Sure, I enjoy writing my books, seeing them out in the world, and hoping that might change lives. But the best part of writing for kids is connecting with kids like Katerina. The hardest part is how intimidating it is to connect with kids on the page and not getting it right—because getting it right matters. I am trying to create something that I hope someone will love. It doesn’t have to be millions of readers; it could be just one. And that would be okay.

Some say, ‘Once a librarian always a librarian.’ Do you still find your way into school libraries offering author visits, library programs, etc.?

Yes, I do! I love visiting schools—they are like going home for me and a real joy. When I am able to visit schools, I tell the kids that they are my “coworkers” because we have the same job every day—writing and illustrating and working hard on our stories.
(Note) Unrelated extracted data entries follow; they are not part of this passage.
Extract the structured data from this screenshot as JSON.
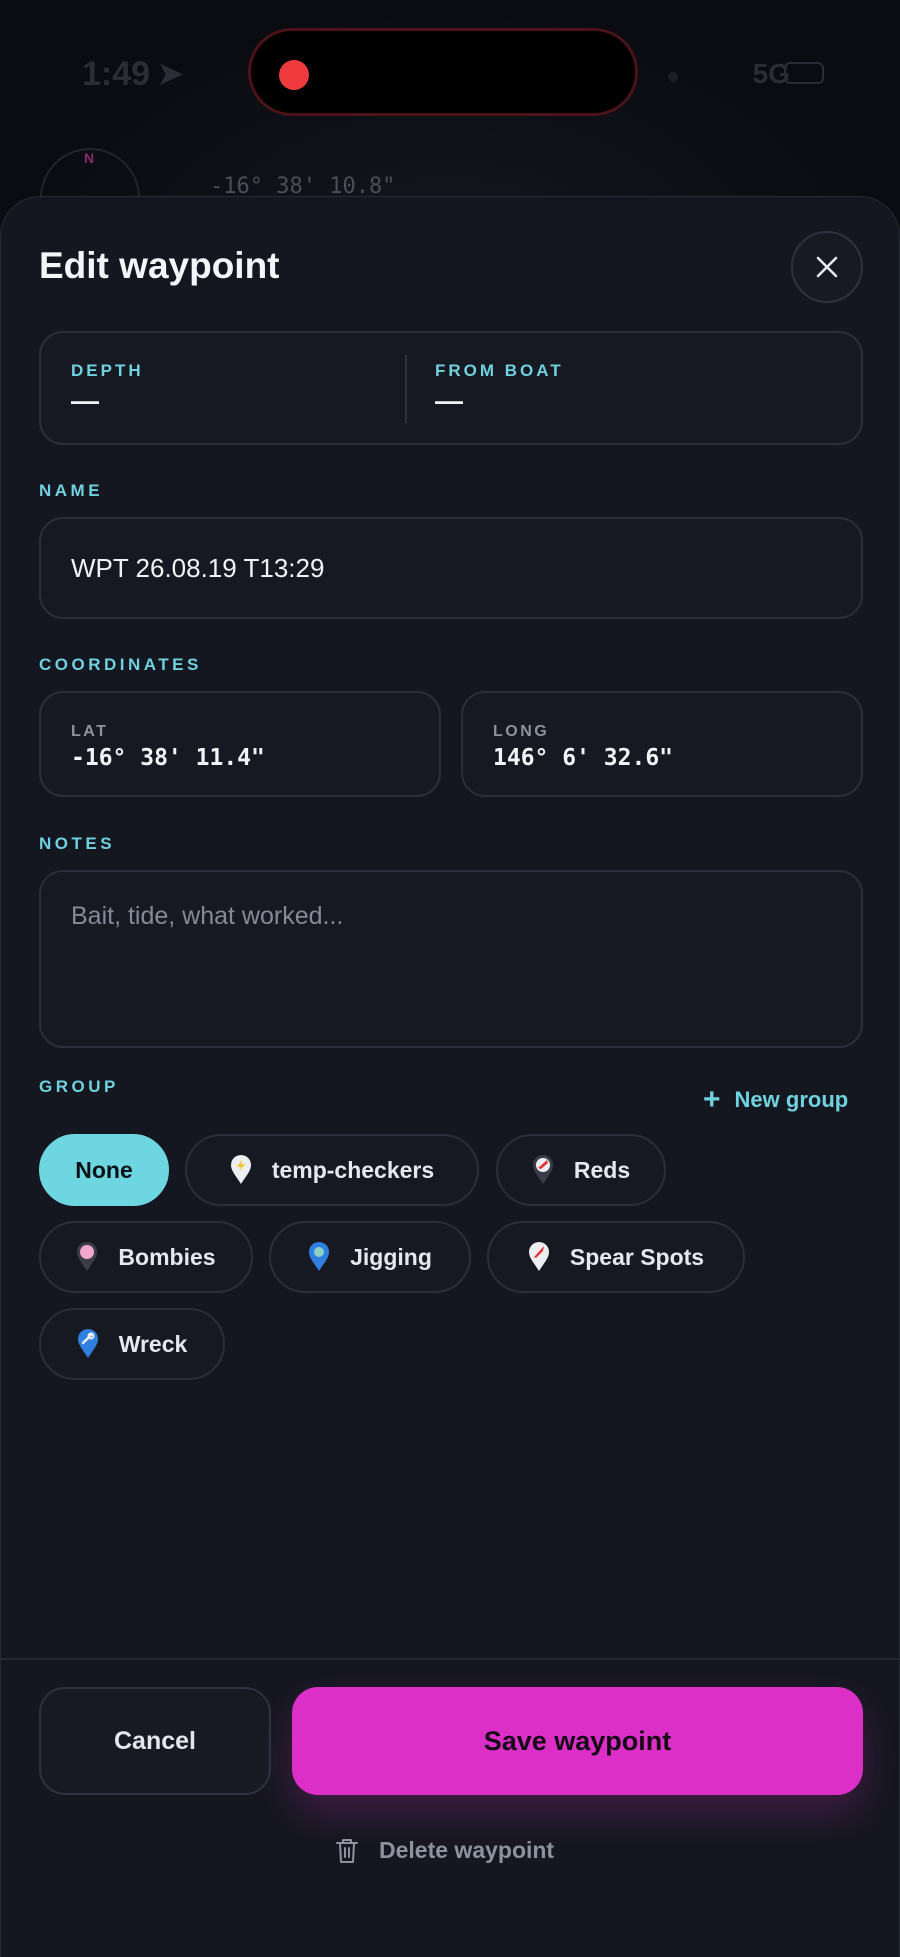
{
  "status_bar": {
    "time": "1:49",
    "network": "5G"
  },
  "map": {
    "coordinate": "-16° 38' 10.8\"",
    "compass_label": "N"
  },
  "sheet": {
    "title": "Edit waypoint",
    "stats": [
      {
        "label": "DEPTH",
        "value": "—"
      },
      {
        "label": "FROM BOAT",
        "value": "—"
      }
    ],
    "name": {
      "label": "NAME",
      "value": "WPT 26.08.19 T13:29"
    },
    "coordinates": {
      "label": "COORDINATES",
      "lat": {
        "label": "LAT",
        "value": "-16° 38' 11.4\""
      },
      "long": {
        "label": "LONG",
        "value": "146° 6' 32.6\""
      }
    },
    "notes": {
      "label": "NOTES",
      "placeholder": "Bait, tide, what worked..."
    },
    "group": {
      "label": "GROUP",
      "new_group": "New group",
      "selected": "None",
      "chips": [
        {
          "label": "None",
          "icon": "none",
          "color": ""
        },
        {
          "label": "temp-checkers",
          "icon": "pin-lightning-icon",
          "color": "#f2d24a"
        },
        {
          "label": "Reds",
          "icon": "pin-fish-icon",
          "color": "#e4333b"
        },
        {
          "label": "Bombies",
          "icon": "pin-circle-icon",
          "color": "#f3a6cf"
        },
        {
          "label": "Jigging",
          "icon": "pin-star-icon",
          "color": "#2f7fe0"
        },
        {
          "label": "Spear Spots",
          "icon": "pin-spear-icon",
          "color": "#e4333b"
        },
        {
          "label": "Wreck",
          "icon": "pin-anchor-icon",
          "color": "#2f7fe0"
        }
      ]
    },
    "buttons": {
      "cancel": "Cancel",
      "save": "Save waypoint",
      "delete": "Delete waypoint"
    }
  },
  "colors": {
    "accent": "#6fd2de",
    "primary": "#db2fc7",
    "background": "#151720"
  }
}
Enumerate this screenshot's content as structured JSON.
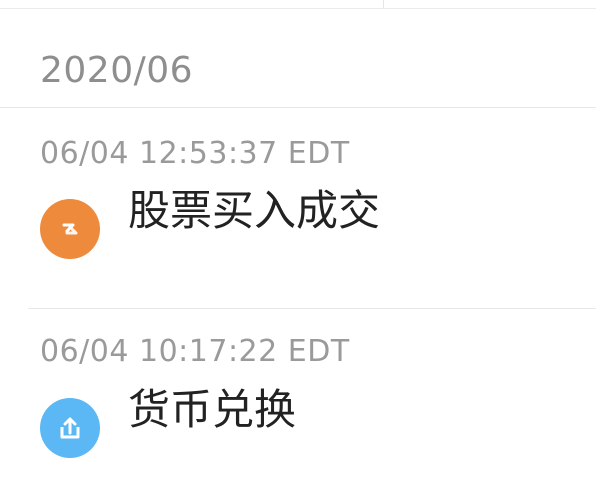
{
  "month_header": {
    "label": "2020/06"
  },
  "records": [
    {
      "time": "06/04 12:53:37 EDT",
      "title": "股票买入成交",
      "icon": "stock-trade-icon",
      "icon_color": "#ee8a3c"
    },
    {
      "time": "06/04 10:17:22 EDT",
      "title": "货币兑换",
      "icon": "currency-exchange-icon",
      "icon_color": "#5bb8f4"
    }
  ]
}
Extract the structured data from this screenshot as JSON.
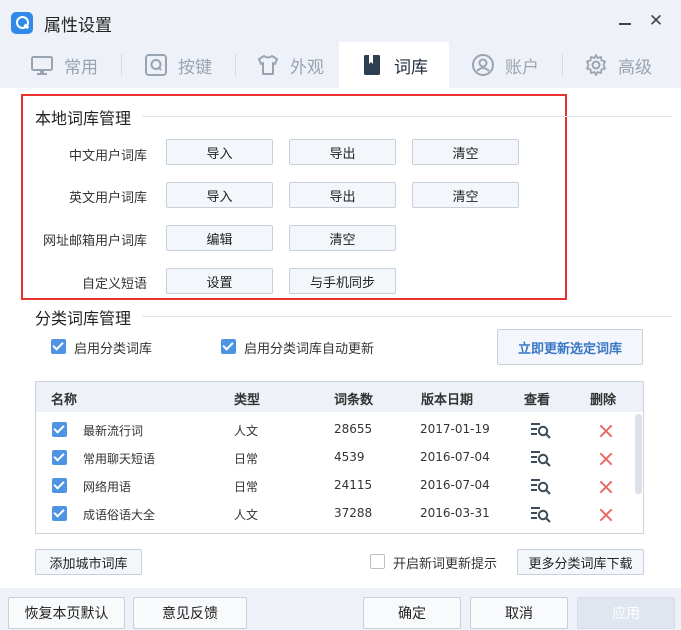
{
  "window": {
    "title": "属性设置",
    "close_glyph": "✕"
  },
  "tabs": [
    {
      "label": "常用",
      "icon": "monitor-icon",
      "active": false
    },
    {
      "label": "按键",
      "icon": "key-q-icon",
      "active": false
    },
    {
      "label": "外观",
      "icon": "shirt-icon",
      "active": false
    },
    {
      "label": "词库",
      "icon": "book-icon",
      "active": true
    },
    {
      "label": "账户",
      "icon": "user-icon",
      "active": false
    },
    {
      "label": "高级",
      "icon": "gear-icon",
      "active": false
    }
  ],
  "local": {
    "title": "本地词库管理",
    "rows": [
      {
        "label": "中文用户词库",
        "buttons": [
          "导入",
          "导出",
          "清空"
        ]
      },
      {
        "label": "英文用户词库",
        "buttons": [
          "导入",
          "导出",
          "清空"
        ]
      },
      {
        "label": "网址邮箱用户词库",
        "buttons": [
          "编辑",
          "清空"
        ]
      },
      {
        "label": "自定义短语",
        "buttons": [
          "设置",
          "与手机同步"
        ]
      }
    ]
  },
  "category": {
    "title": "分类词库管理",
    "enable_label": "启用分类词库",
    "enable_checked": true,
    "auto_update_label": "启用分类词库自动更新",
    "auto_update_checked": true,
    "update_now_label": "立即更新选定词库",
    "columns": [
      "名称",
      "类型",
      "词条数",
      "版本日期",
      "查看",
      "删除"
    ],
    "rows": [
      {
        "checked": true,
        "name": "最新流行词",
        "type": "人文",
        "count": "28655",
        "date": "2017-01-19"
      },
      {
        "checked": true,
        "name": "常用聊天短语",
        "type": "日常",
        "count": "4539",
        "date": "2016-07-04"
      },
      {
        "checked": true,
        "name": "网络用语",
        "type": "日常",
        "count": "24115",
        "date": "2016-07-04"
      },
      {
        "checked": true,
        "name": "成语俗语大全",
        "type": "人文",
        "count": "37288",
        "date": "2016-03-31"
      }
    ],
    "add_city_label": "添加城市词库",
    "new_word_tip_label": "开启新词更新提示",
    "new_word_tip_checked": false,
    "more_download_label": "更多分类词库下载"
  },
  "footer": {
    "restore_label": "恢复本页默认",
    "feedback_label": "意见反馈",
    "ok_label": "确定",
    "cancel_label": "取消",
    "apply_label": "应用"
  },
  "colors": {
    "accent": "#2f8ae8",
    "checkbox": "#4f93e4",
    "highlight_box": "#e8322d",
    "delete": "#e86a66",
    "primary_text": "#3b77c6"
  }
}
Now, with the pandemic, I’ve been doing virtual art classes with kids. My goal is to offer something of value. But I can’t wait to get back into schools.

How has the pandemic affected your writing?

Some days it is hard to be hopeful, and to create something that is hopeful. But it’s helpful that I already have projects in motion. Right now, I am working on a story that is musical, and just right for storytimes. I am drawn to happy projects these days.

Any advice for teachers and librarians who might want to write, too?

Teachers and librarians have a front-row seat to see how kids talk, and act, and how they react to the books they are reading to them. So I’d suggest studying what is working or what they find successful in the books they are sharing in their classrooms or libraries to write their own stories. It’s like reverse engineering!

I would also tell them to do what I do—follow your heart. Write something that you love, don’t chase a formula, structure or trend. And, then plant the story where kids reside—in the universality of childhood— and you just might have something.